Clinical Course for Daniel Katz-Stein, Anaplastic Oligodendroglioma

February 1995:  New onset seizure X 2, gran mal.  MRI demonstrated a 2.5 mm by 5mm mass lesion in the right frontal area, just anterior to the motor cortex.  He was given dexamethasone 5 mg q6h, and dilantin and referred for surgery. 

March 1995: Complete surgical resection of tumor, by surgeon Joseph Goodman, Arthur James Cancer Research Center , Ohio State University.  Pathology reported grade 1 oligodendroglioma, with all tumor margins visualized.  No adjuvant therapy.  Recovery from surgery was uneventful.

July 1996: 4 grand mal seizures in 4 hours. He was referred to a neurologist for follow up.  Seizures were diminished with medicine, but were not completely controlled.  He experienced partial complex seizures either daily or weekly. 

July 1999:  New tumor growth demonstrated on annual MRI. 

September 1999:  Complete surgical resection of tumor by Peter M. Black, Brigham and Women’s Hospital, Harvard University .  Pathology reported of a grade2 oligodendroglioma.  Other pathological features of this tumor included a MIB labeling ratio of 8 %, infiltrating into healthy brain tissue, but was not anaplastic.  Full resection of tumor required excision of a portion of the supplemental motor area.  Recovery was complicated by dense left sided hemiparesis and abscess at surgical site.  Hemiparesis resolved to about 80% of pre-surgical function within the first year. 

October 1999:  Abscess evacuated with port placed to drain infection.  Cultures grew P. acnes.  Hospital stay of 21 days included IV PCN G, drain of infection every other day with intraport injection of vancomycin, 2 additional surgeries for port replacement.  IV continued for 6 weeks total.  Port removed in April 2000.

September 2000 – August 2002: 2 years of remission after the second surgery.  He did not have seizures, was able to drive and work 70 % FTE.

August 2002: Myoclonic seizure, with Jacksonian march (foot through leg, upper body and arm) and Todd’s postictal paralysis.  August MRI demonstrated no obvious pathology.  Seizures continued weekly, then daily, then multiple daily.  November MRI demonstrated 3.5 cm parafacine mass, enhanced with Gadolinium.  PET demonstrated enhancement with glucose and methionine, indicating high grade malingnancy. 

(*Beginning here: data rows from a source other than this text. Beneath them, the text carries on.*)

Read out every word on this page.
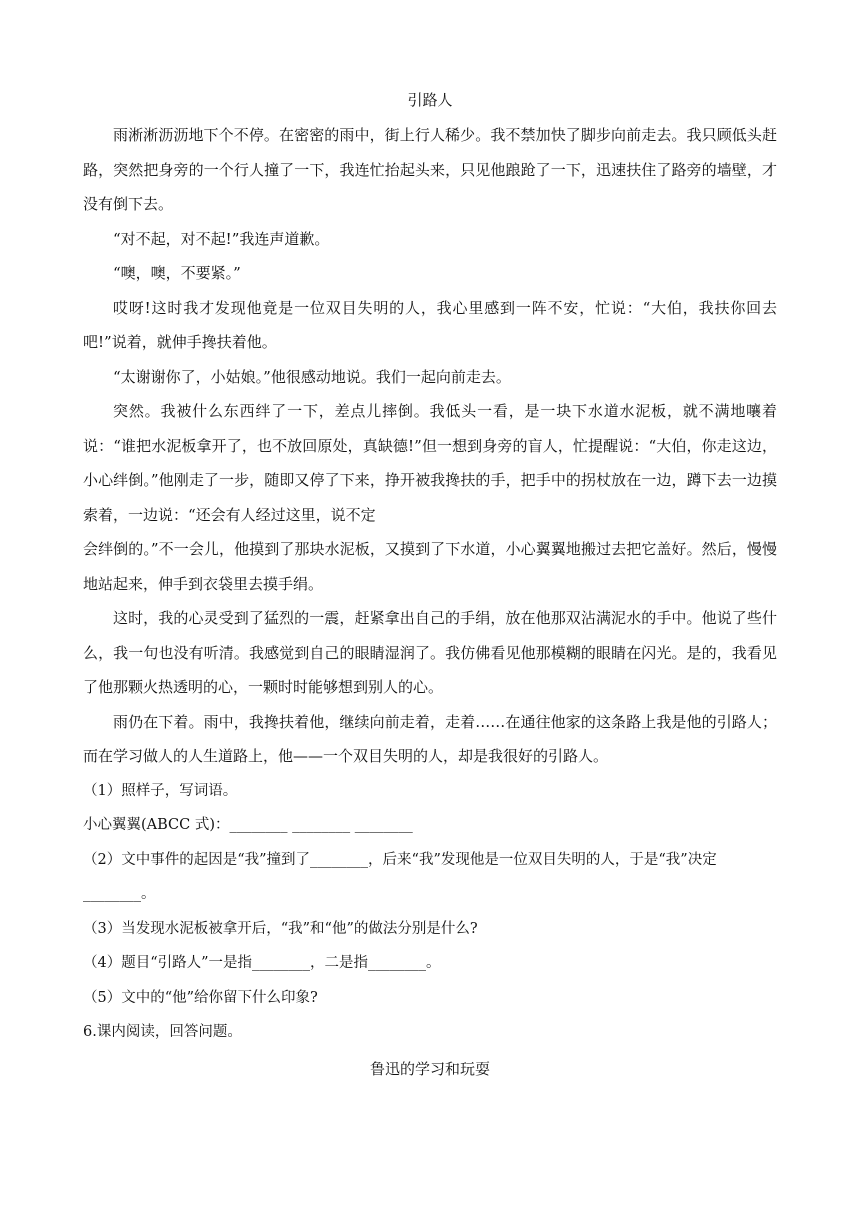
引路人

雨淅淅沥沥地下个不停。在密密的雨中，街上行人稀少。我不禁加快了脚步向前走去。我只顾低头赶路，突然把身旁的一个行人撞了一下，我连忙抬起头来，只见他踉跄了一下，迅速扶住了路旁的墙壁，才没有倒下去。

“对不起，对不起!”我连声道歉。

“噢，噢，不要紧。”

哎呀!这时我才发现他竟是一位双目失明的人，我心里感到一阵不安，忙说：“大伯，我扶你回去吧!”说着，就伸手搀扶着他。

“太谢谢你了，小姑娘。”他很感动地说。我们一起向前走去。

突然。我被什么东西绊了一下，差点儿摔倒。我低头一看，是一块下水道水泥板，就不满地嚷着说：“谁把水泥板拿开了，也不放回原处，真缺德!”但一想到身旁的盲人，忙提醒说：“大伯，你走这边，小心绊倒。”他刚走了一步，随即又停了下来，挣开被我搀扶的手，把手中的拐杖放在一边，蹲下去一边摸索着，一边说：“还会有人经过这里，说不定

会绊倒的。”不一会儿，他摸到了那块水泥板，又摸到了下水道，小心翼翼地搬过去把它盖好。然后，慢慢地站起来，伸手到衣袋里去摸手绢。

这时，我的心灵受到了猛烈的一震，赶紧拿出自己的手绢，放在他那双沾满泥水的手中。他说了些什么，我一句也没有听清。我感觉到自己的眼睛湿润了。我仿佛看见他那模糊的眼睛在闪光。是的，我看见了他那颗火热透明的心，一颗时时能够想到别人的心。

雨仍在下着。雨中，我搀扶着他，继续向前走着，走着……在通往他家的这条路上我是他的引路人；而在学习做人的人生道路上，他——一个双目失明的人，却是我很好的引路人。

（1）照样子，写词语。

小心翼翼(ABCC 式)：________ ________ ________

（2）文中事件的起因是“我”撞到了________，后来“我”发现他是一位双目失明的人，于是“我”决定

________。

（3）当发现水泥板被拿开后，“我”和“他”的做法分别是什么?

（4）题目“引路人”一是指________，二是指________。

（5）文中的“他”给你留下什么印象?

6.课内阅读，回答问题。

鲁迅的学习和玩耍
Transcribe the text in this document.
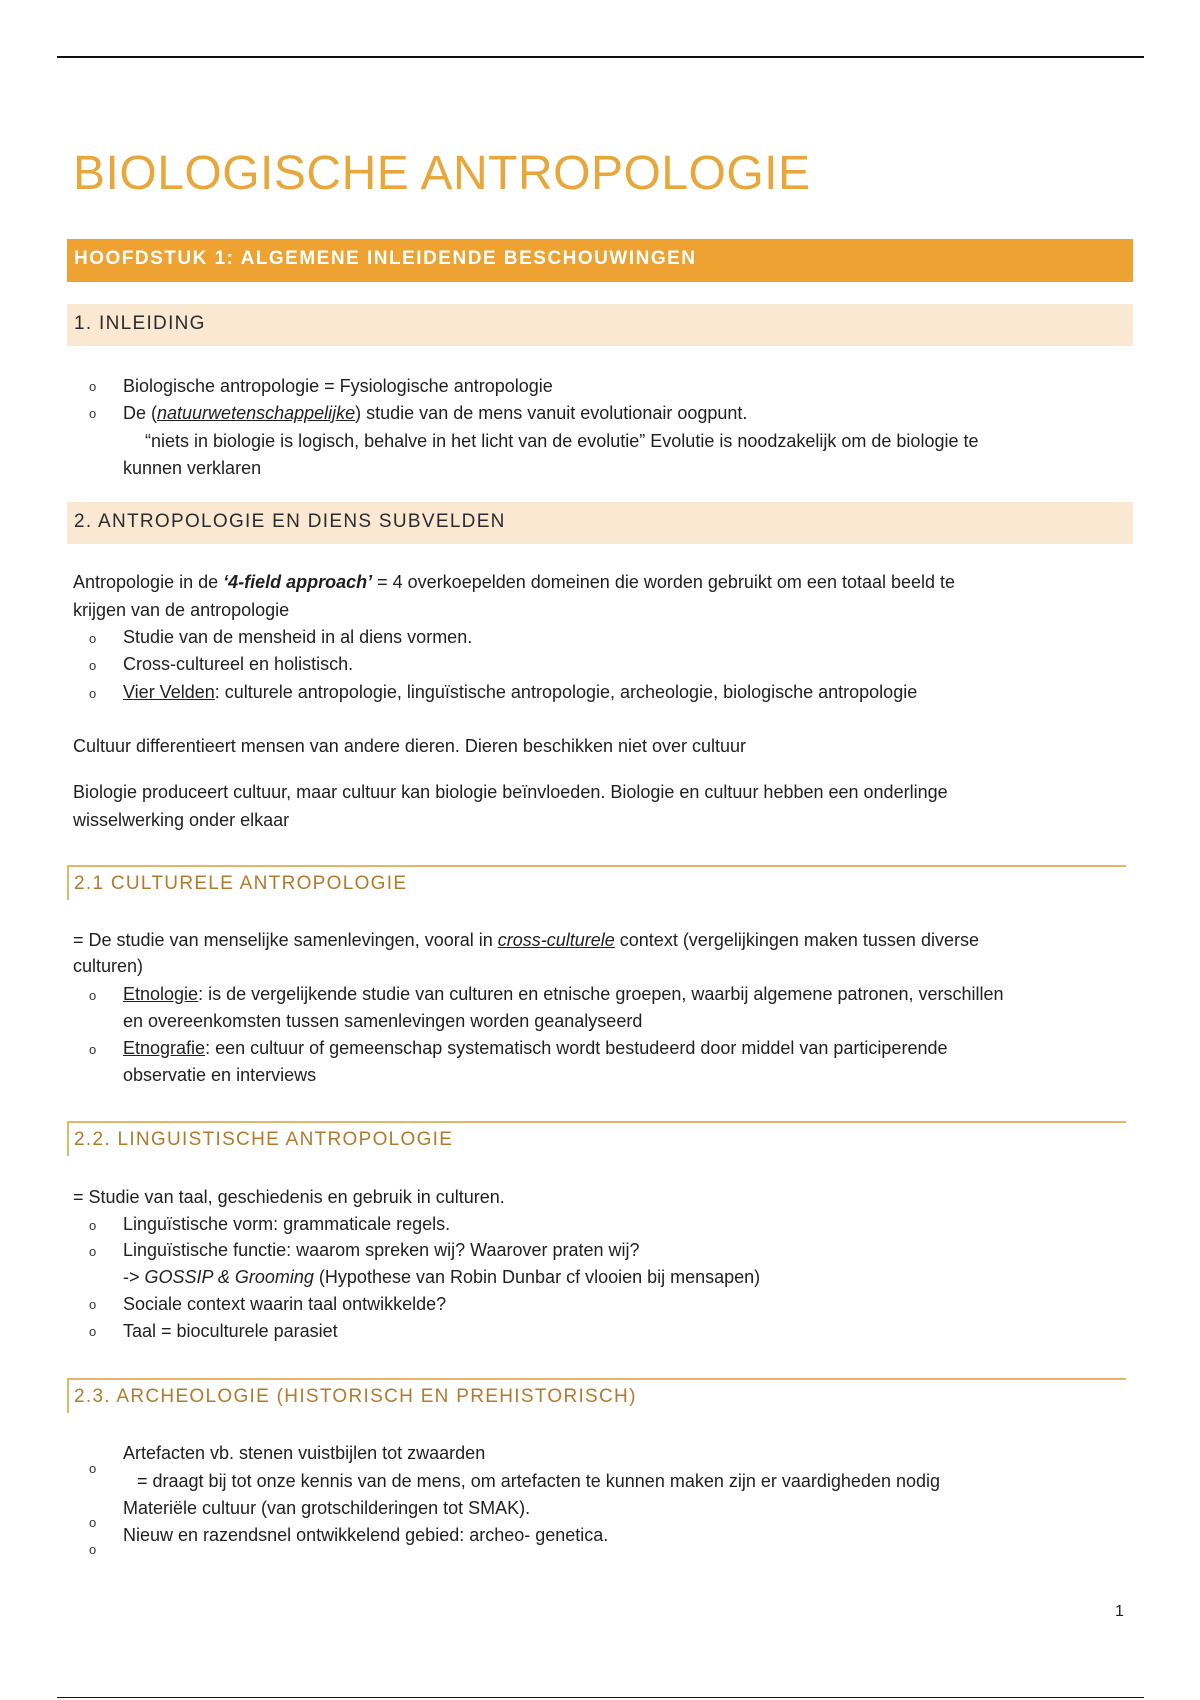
BIOLOGISCHE ANTROPOLOGIE
HOOFDSTUK 1: ALGEMENE INLEIDENDE BESCHOUWINGEN
1. INLEIDING
o Biologische antropologie = Fysiologische antropologie
o De (natuurwetenschappelijke) studie van de mens vanuit evolutionair oogpunt.
“niets in biologie is logisch, behalve in het licht van de evolutie” Evolutie is noodzakelijk om de biologie te
kunnen verklaren
2. ANTROPOLOGIE EN DIENS SUBVELDEN
Antropologie in de ‘4-field approach’ = 4 overkoepelden domeinen die worden gebruikt om een totaal beeld te
krijgen van de antropologie
o Studie van de mensheid in al diens vormen.
o Cross-cultureel en holistisch.
o Vier Velden: culturele antropologie, linguïstische antropologie, archeologie, biologische antropologie
Cultuur differentieert mensen van andere dieren. Dieren beschikken niet over cultuur
Biologie produceert cultuur, maar cultuur kan biologie beïnvloeden. Biologie en cultuur hebben een onderlinge
wisselwerking onder elkaar
2.1 CULTURELE ANTROPOLOGIE
= De studie van menselijke samenlevingen, vooral in cross-culturele context (vergelijkingen maken tussen diverse
culturen)
o Etnologie: is de vergelijkende studie van culturen en etnische groepen, waarbij algemene patronen, verschillen
en overeenkomsten tussen samenlevingen worden geanalyseerd
o Etnografie: een cultuur of gemeenschap systematisch wordt bestudeerd door middel van participerende
observatie en interviews
2.2. LINGUISTISCHE ANTROPOLOGIE
= Studie van taal, geschiedenis en gebruik in culturen.
o Linguïstische vorm: grammaticale regels.
o Linguïstische functie: waarom spreken wij? Waarover praten wij?
-> GOSSIP & Grooming (Hypothese van Robin Dunbar cf vlooien bij mensapen)
o Sociale context waarin taal ontwikkelde?
o Taal = bioculturele parasiet
2.3. ARCHEOLOGIE (HISTORISCH EN PREHISTORISCH)
o
Artefacten vb. stenen vuistbijlen tot zwaarden
= draagt bij tot onze kennis van de mens, om artefacten te kunnen maken zijn er vaardigheden nodig
o
Materiële cultuur (van grotschilderingen tot SMAK).
o
Nieuw en razendsnel ontwikkelend gebied: archeo- genetica.
1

December 2002:  Complete resection of tumor by Black.  Pathology reported anaplastic oligdendroglioma, rare astrocyte involvement, +vascular proliveration, minute foci of necrosis, foci of brisk mitoses, MIB1 varies from region to region, 30% – 50%. 

January 2003:  Status epilepticus – 10 – 15 minute complex partial seizures with 5 to 10 minutes in between for 4 hours.  CT and MRI indicated CSF with high protein density, and infection could not be excluded. 

January 2003:  Infection site evacuated.  Gross infection found in dura, skull fragment and surgical cavity.  Cultures showed methicillin sensitive S. aureus and P. acnes.  Further treatment included 8 weeks IV vancomycin and rocephin and 2 weeks oral duracef.   February MRI, although obscured by motion artifact from seizure activity, showed improvement from January postoperative MRI. 

April 2003:  MRI demonstrated 3 cm parafalcine mass that gad enhanced, with some ring enhancement.  April MRI read by one neuroradiologist as “consistent with recurrent abscess” and another neuroradiologist as “recurrent tumor”.  Treatment presumed abscess and IV started with maxipime and metrodinozole.

May 2003:  MRI demonstrated parafalcine mass and cortical mass, enhancement consistent with tumor.  Black recommends radiation, Weinstein clears for adjuvant therapy (chemo or radiation). 

May/June/July 2003: CCF team decides surgery is not an option, composite MRI/PET/CT demonstrates multiple lesions, recurrent and malignant.  Final recommendation is IMRT radiation (31 treatments) with concurrent (42 days) Temodar chemotherapy plus 6 months additional chemotherapy.  

Jan 2004: After 4 courses of  Temodar chemotherapy (5 days on/23 off), MRI is still 'stable,' but starts to experience mini-seizures in his left leg.  His ability to walk decreases from mile to .2 of a mile in two months.  He experiences serve headaches. 

Mar 2004: After 6 courses of  Temodar chemotherapy, MRI shows still stable.   His headaches have reduced by increasing Zonegran, but clinical symptoms remain.  Decide to change to change course of  Temodar chemotherapy to 1/2 strengeth - 6 weeks on/ 2 weeks off.